Sie geht nach oben, um ihn zu wecken.
"Na, mein Herz", flüstert sie mit samtener Stimme und küsst ihn auf die Nasenspitze. Er öffnet die Augen. "Nicht jetzt, ich habe es eilig!“, sagt er mit einem Blick auf ihren Wecker, der direkt am Bett auf einem Hocker steht. Er wirft das Oberbett und die Kissen zur Seite und springt aus dem Bett. „Komm, ich will mich in Ruhe anziehen“. Er küsst sie flüchtig auf die Wange und mit einem Klaps auf den Po schiebt er sie aus dem Zimmer - aus ihrem eigenen Zimmer herausgeworfen! War das derselbe Mann, der gestern noch so zärtlich und einfühlsam um sie geworben hatte? Kopfschüttelnd geht sie zurück in die Küche.
Sie schiebt den inzwischen pfeifenden Wasserkessel von der heißen Herdplatte. Die Kaffeemaschine gluckert vor sich hin - und sie lauscht auf seine Schritte auf der Treppe.
Das war wohl nichts?
Da, endlich... aber was passiert da? Plötzlich geht alles ganz schnell - seine hastenden Schritte auf der Treppe und im Flur, sein Ruf "Sorry, ich muss los!" und dann - das Geräusch der zuschlagenden Haustür. Kein "Wir sehen uns wieder!" - kein Abschiedswort!
So plötzlich und geheimnisvoll wie er in ihrem Leben aufgetaucht war, so ist er auf einmal wieder weg.

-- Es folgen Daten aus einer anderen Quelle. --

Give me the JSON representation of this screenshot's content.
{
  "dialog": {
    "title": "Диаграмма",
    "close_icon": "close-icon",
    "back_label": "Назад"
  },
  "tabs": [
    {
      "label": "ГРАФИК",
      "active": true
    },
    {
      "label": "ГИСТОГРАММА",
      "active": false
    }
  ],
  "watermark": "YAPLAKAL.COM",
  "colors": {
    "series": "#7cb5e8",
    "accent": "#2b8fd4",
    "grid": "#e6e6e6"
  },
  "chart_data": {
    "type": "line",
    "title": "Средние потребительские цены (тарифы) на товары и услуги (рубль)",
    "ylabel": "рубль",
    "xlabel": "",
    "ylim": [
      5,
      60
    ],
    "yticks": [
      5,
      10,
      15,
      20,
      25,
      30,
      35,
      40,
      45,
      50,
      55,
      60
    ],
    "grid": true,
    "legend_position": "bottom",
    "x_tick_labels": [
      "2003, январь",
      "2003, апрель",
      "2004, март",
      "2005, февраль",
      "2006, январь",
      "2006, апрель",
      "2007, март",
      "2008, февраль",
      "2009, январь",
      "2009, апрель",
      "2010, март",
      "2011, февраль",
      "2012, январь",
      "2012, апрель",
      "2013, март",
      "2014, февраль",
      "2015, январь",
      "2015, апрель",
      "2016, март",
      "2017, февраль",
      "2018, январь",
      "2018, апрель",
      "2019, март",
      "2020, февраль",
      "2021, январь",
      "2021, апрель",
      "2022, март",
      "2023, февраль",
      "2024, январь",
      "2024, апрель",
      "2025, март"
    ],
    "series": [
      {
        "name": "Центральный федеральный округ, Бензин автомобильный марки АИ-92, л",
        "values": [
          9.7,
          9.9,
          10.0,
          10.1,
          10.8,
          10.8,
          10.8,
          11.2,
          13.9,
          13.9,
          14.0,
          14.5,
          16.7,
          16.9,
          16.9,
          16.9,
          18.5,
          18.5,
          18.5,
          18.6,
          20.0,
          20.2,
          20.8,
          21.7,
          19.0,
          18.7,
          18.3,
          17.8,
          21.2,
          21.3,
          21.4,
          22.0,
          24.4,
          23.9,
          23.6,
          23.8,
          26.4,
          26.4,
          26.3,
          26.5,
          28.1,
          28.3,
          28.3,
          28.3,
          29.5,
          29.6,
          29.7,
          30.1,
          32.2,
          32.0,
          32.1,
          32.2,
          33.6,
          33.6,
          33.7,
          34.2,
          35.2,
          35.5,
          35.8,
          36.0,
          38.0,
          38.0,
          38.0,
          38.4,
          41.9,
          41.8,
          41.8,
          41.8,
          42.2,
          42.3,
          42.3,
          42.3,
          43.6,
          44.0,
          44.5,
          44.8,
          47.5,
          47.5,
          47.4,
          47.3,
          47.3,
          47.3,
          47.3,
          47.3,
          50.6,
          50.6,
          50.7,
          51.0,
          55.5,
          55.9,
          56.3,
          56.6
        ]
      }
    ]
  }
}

Sie weiß nicht mal seinen richtigen Namen - auch nicht den Namen seines Freundes hier im Dorf.
So sitzt sie da vor dem "für Zwei" gedeckten Frühstückstisch und ist wieder allein!
Ihre Gedanken wirbeln umher wie im Tanz - im Tanz mit den Schatten der Nacht.
Im Apfelbaum direkt vor ihrem Fenster baut gerade ein Rotkehlchen sein Netz. Sie beobachtet den kleinen Vogel bei seinem Werk ganz leise, um ihn nicht zu stören. Er hat Federn und kleine Zweige in seinem Schnabel gesammelt und hüpft damit Richtung Astgabel.
Dort legt er seine Fracht ab auf ein immer stetig höher werdendes Häufchen. Und dann - "Wusch" - fliegt er wieder von dannen, um dann einen Augenblick später wieder zurückzukehren mit neuem Material. "Ablegen und dann nochmal los." So geht das eine ganze Weile. Und zwischendurch sortiert der kleine Piepmatz seine "Schätze", bis er zufrieden zu sein scheint. Und dann singt er. Er ruft seine Liebste herbei, er lockt sie mit Tanz und Gesang.
"Kommt mir irgendwie bekannt vor", denkt sie und sie lächelt wieder. Sie gießt sich ein Glas von dem roten köstlichen Wein, den sie so mag, ein.
Denn ihr wird klar - die Erinnerung an diese "Magische Nacht" und an "Alex" kann ihr niemand mehr nehmen.